The department tore down about 150 homes in the path of the highway's expansion between the Spaghetti Bowl and Rainbow Boulevard last month. Residents nearby told the Las Vegas Sun that although they knew the demolition would come someday, they would have liked more notice closer to the day that it happened.
The residents said dust from the demolition got into their swimming pools and homes. If they had been notified, they said, they could have been better prepared to deal with the dust.
Jeff Fountaine, NDOT director, apologized in a public letter to the residents last week.
"There should have been better communications by the department," Fountaine said. "Prior to any future demolition, the department will make every effort to notify adjacent residents."
Department officials characterized the lack of notification as an oversight in a large, complex operation.
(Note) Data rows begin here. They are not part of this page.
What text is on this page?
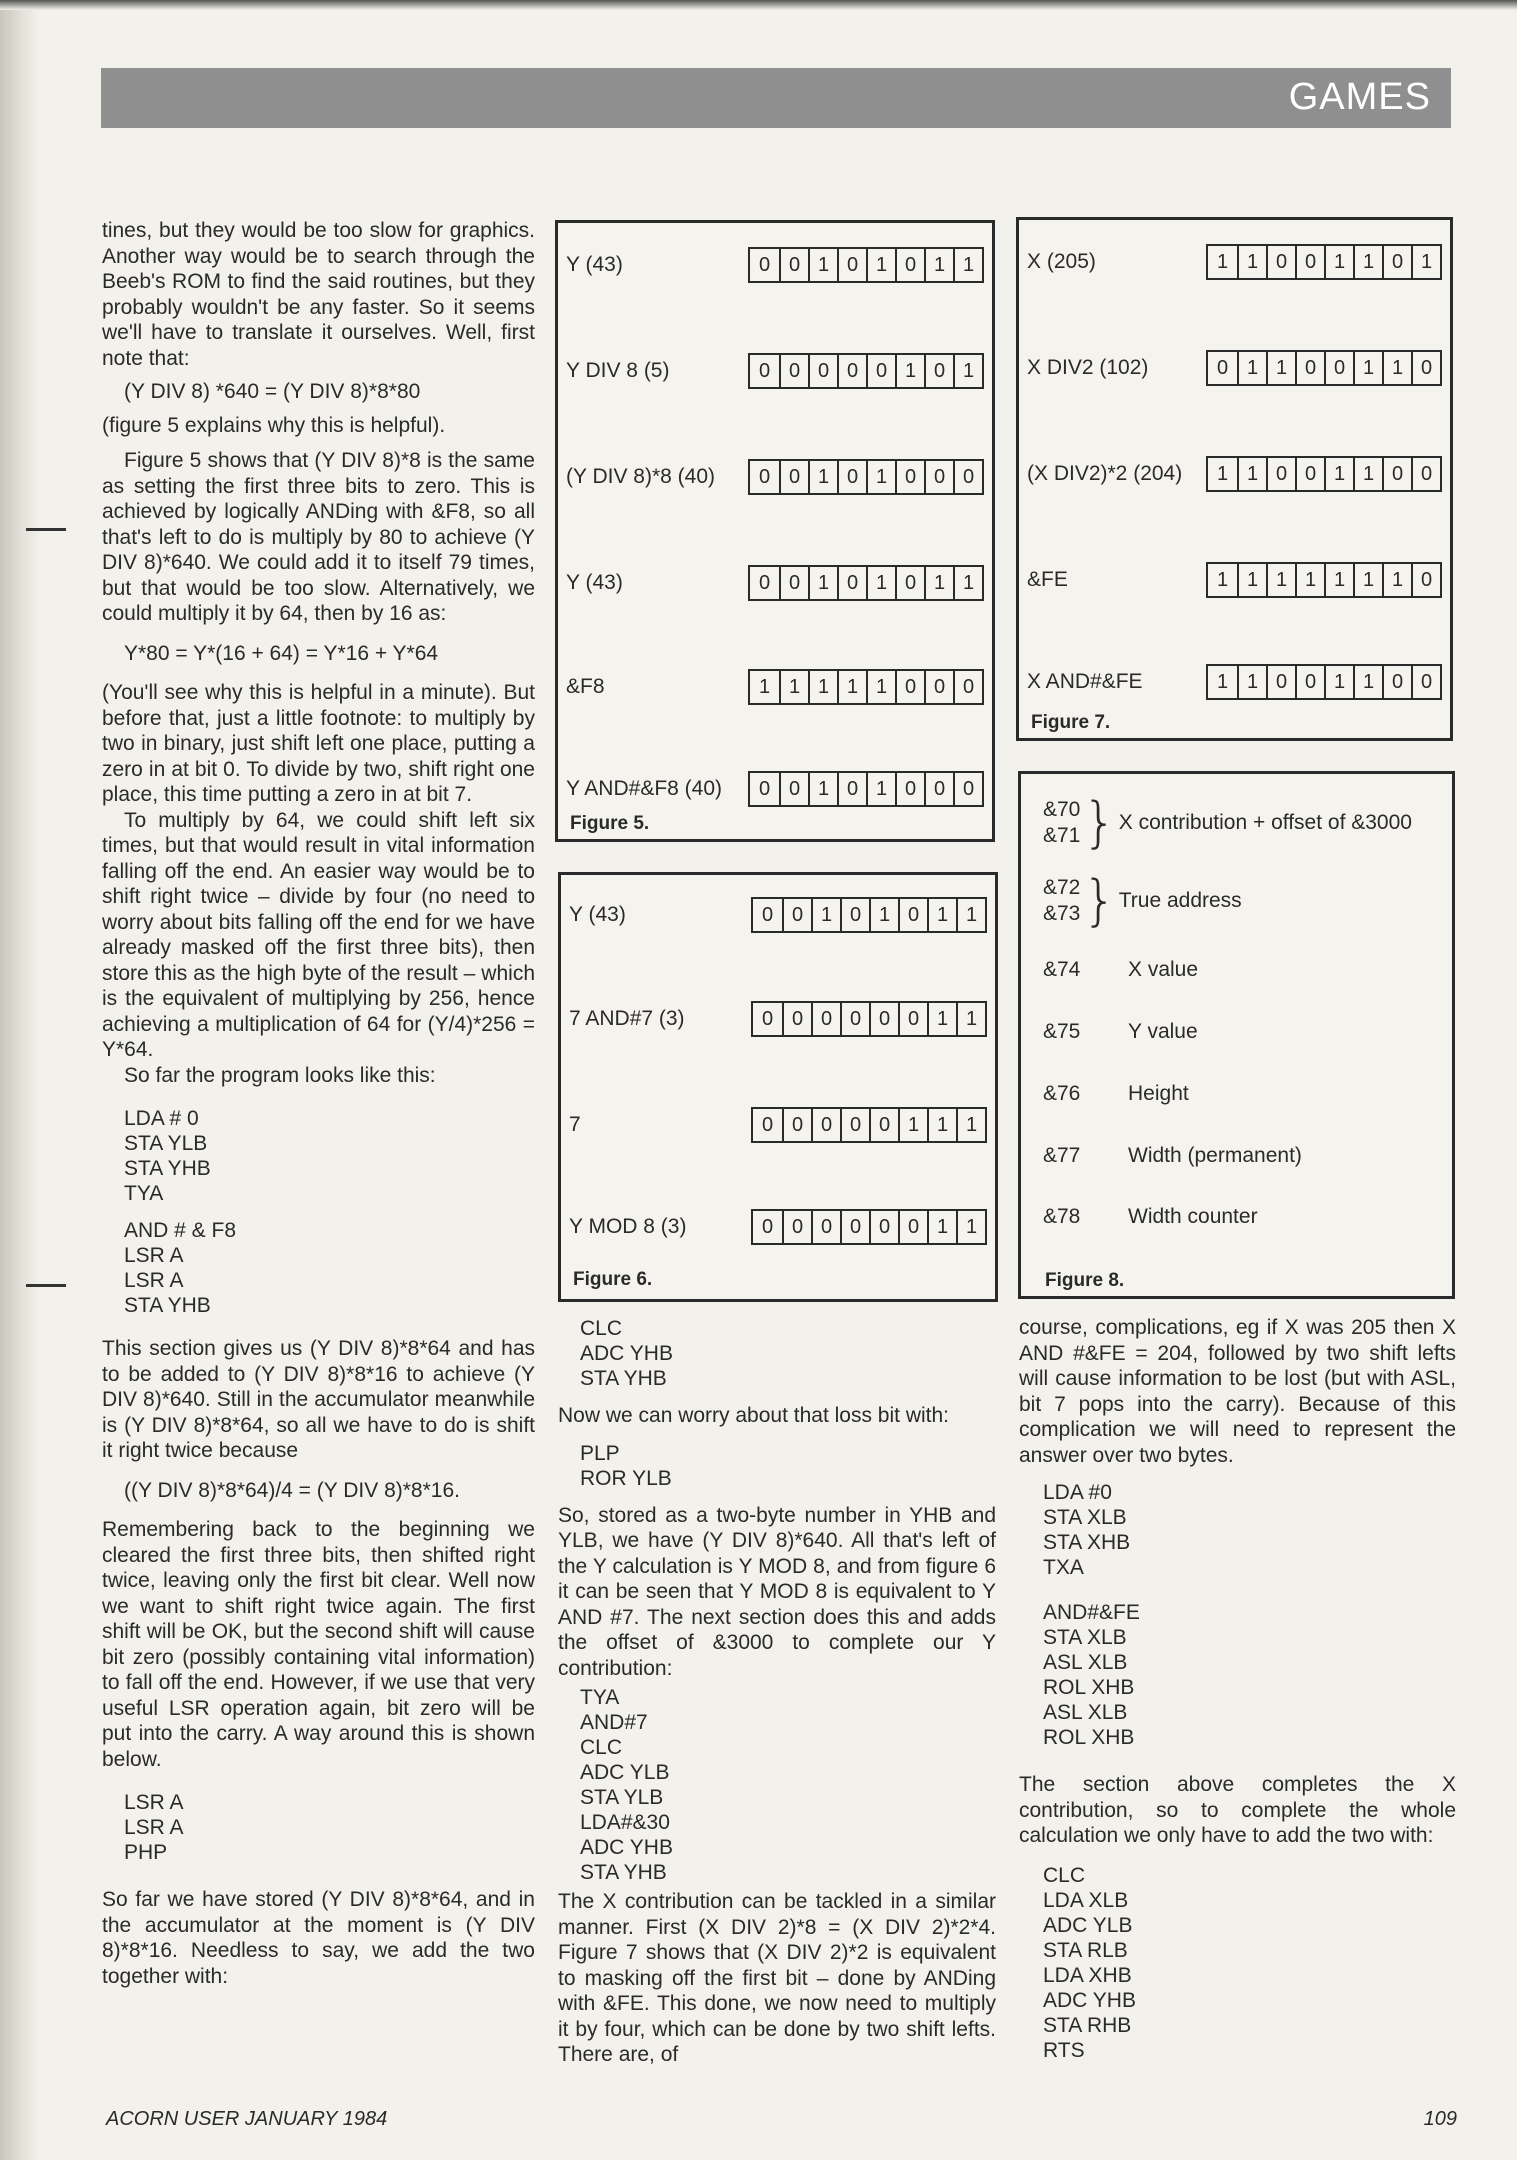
GAMES

tines, but they would be too slow for graphics. Another way would be to search through the Beeb's ROM to find the said routines, but they probably wouldn't be any faster. So it seems we'll have to translate it ourselves. Well, first note that:

(Y DIV 8) *640 = (Y DIV 8)*8*80

(figure 5 explains why this is helpful).

Figure 5 shows that (Y DIV 8)*8 is the same as setting the first three bits to zero. This is achieved by logically ANDing with &F8, so all that's left to do is multiply by 80 to achieve (Y DIV 8)*640. We could add it to itself 79 times, but that would be too slow. Alternatively, we could multiply it by 64, then by 16 as:

Y*80 = Y*(16 + 64) = Y*16 + Y*64

(You'll see why this is helpful in a minute). But before that, just a little footnote: to multiply by two in binary, just shift left one place, putting a zero in at bit 0. To divide by two, shift right one place, this time putting a zero in at bit 7.

To multiply by 64, we could shift left six times, but that would result in vital information falling off the end. An easier way would be to shift right twice – divide by four (no need to worry about bits falling off the end for we have already masked off the first three bits), then store this as the high byte of the result – which is the equivalent of multiplying by 256, hence achieving a multiplication of 64 for (Y/4)*256 = Y*64.

So far the program looks like this:

LDA # 0
STA YLB
STA YHB
TYA
AND # & F8
LSR A
LSR A
STA YHB

This section gives us (Y DIV 8)*8*64 and has to be added to (Y DIV 8)*8*16 to achieve (Y DIV 8)*640. Still in the accumulator meanwhile is (Y DIV 8)*8*64, so all we have to do is shift it right twice because

((Y DIV 8)*8*64)/4 = (Y DIV 8)*8*16.

Remembering back to the beginning we cleared the first three bits, then shifted right twice, leaving only the first bit clear. Well now we want to shift right twice again. The first shift will be OK, but the second shift will cause bit zero (possibly containing vital information) to fall off the end. However, if we use that very useful LSR operation again, bit zero will be put into the carry. A way around this is shown below.

LSR A
LSR A
PHP

So far we have stored (Y DIV 8)*8*64, and in the accumulator at the moment is (Y DIV 8)*8*16. Needless to say, we add the two together with:

Y (43)	0 0 1 0 1 0 1 1
Y DIV 8 (5)	0 0 0 0 0 1 0 1
(Y DIV 8)*8 (40)	0 0 1 0 1 0 0 0
Y (43)	0 0 1 0 1 0 1 1
&F8	1 1 1 1 1 0 0 0
Y AND#&F8 (40)	0 0 1 0 1 0 0 0
Figure 5.
Y (43)	0 0 1 0 1 0 1 1
7 AND#7 (3)	0 0 0 0 0 0 1 1
7	0 0 0 0 0 1 1 1
Y MOD 8 (3)	0 0 0 0 0 0 1 1
Figure 6.
CLC
ADC YHB
STA YHB

Now we can worry about that loss bit with:

PLP
ROR YLB

So, stored as a two-byte number in YHB and YLB, we have (Y DIV 8)*640. All that's left of the Y calculation is Y MOD 8, and from figure 6 it can be seen that Y MOD 8 is equivalent to Y AND #7. The next section does this and adds the offset of &3000 to complete our Y contribution:

TYA
AND#7
CLC
ADC YLB
STA YLB
LDA#&30
ADC YHB
STA YHB

The X contribution can be tackled in a similar manner. First (X DIV 2)*8 = (X DIV 2)*2*4. Figure 7 shows that (X DIV 2)*2 is equivalent to masking off the first bit – done by ANDing with &FE. This done, we now need to multiply it by four, which can be done by two shift lefts. There are, of

X (205)	1 1 0 0 1 1 0 1
X DIV2 (102)	0 1 1 0 0 1 1 0
(X DIV2)*2 (204)	1 1 0 0 1 1 0 0
&FE	1 1 1 1 1 1 1 0
X AND#&FE	1 1 0 0 1 1 0 0
Figure 7.
&70
&71 } X contribution + offset of &3000
&72
&73 } True address
&74	X value
&75	Y value
&76	Height
&77	Width (permanent)
&78	Width counter
Figure 8.

course, complications, eg if X was 205 then X AND #&FE = 204, followed by two shift lefts will cause information to be lost (but with ASL, bit 7 pops into the carry). Because of this complication we will need to represent the answer over two bytes.

LDA #0
STA XLB
STA XHB
TXA
AND#&FE
STA XLB
ASL XLB
ROL XHB
ASL XLB
ROL XHB

The section above completes the X contribution, so to complete the whole calculation we only have to add the two with:

CLC
LDA XLB
ADC YLB
STA RLB
LDA XHB
ADC YHB
STA RHB
RTS
ACORN USER JANUARY 1984	109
NDOT officials had earlier said that the law did not require contractors to notify the neighbors before demolition began, an answer that did not sit well with some of the residents.
At the time, they also said they would look at the policy and might make changes.
Scott Magruder, NDOT spokesman, said the department or its contractors will probably use simple "door-hangers" to notify neighbors of coming demolition work.
Magruder said the department will likely begin a new phase of demolition on nearby commercial structures some time next year.
Barbara Alessi, a resident of Chelsea Circle, a cul-de-ac just outside the demolition area off Jones Boulevard, said she was pleased that the policy was changed.
"Big government," she said, has a reputation for not listening to the problems of ordinary people.
"In this case, they did," Alessi said. "I was very surprised. It was really nice that we were heard.
"We made a difference."
The $440 million construction project started this year and by 2006 will expand the six-lane highway to 10 lanes. The project is designed to ease the traffic bottleneck on rush hours between Rainbow and downtown.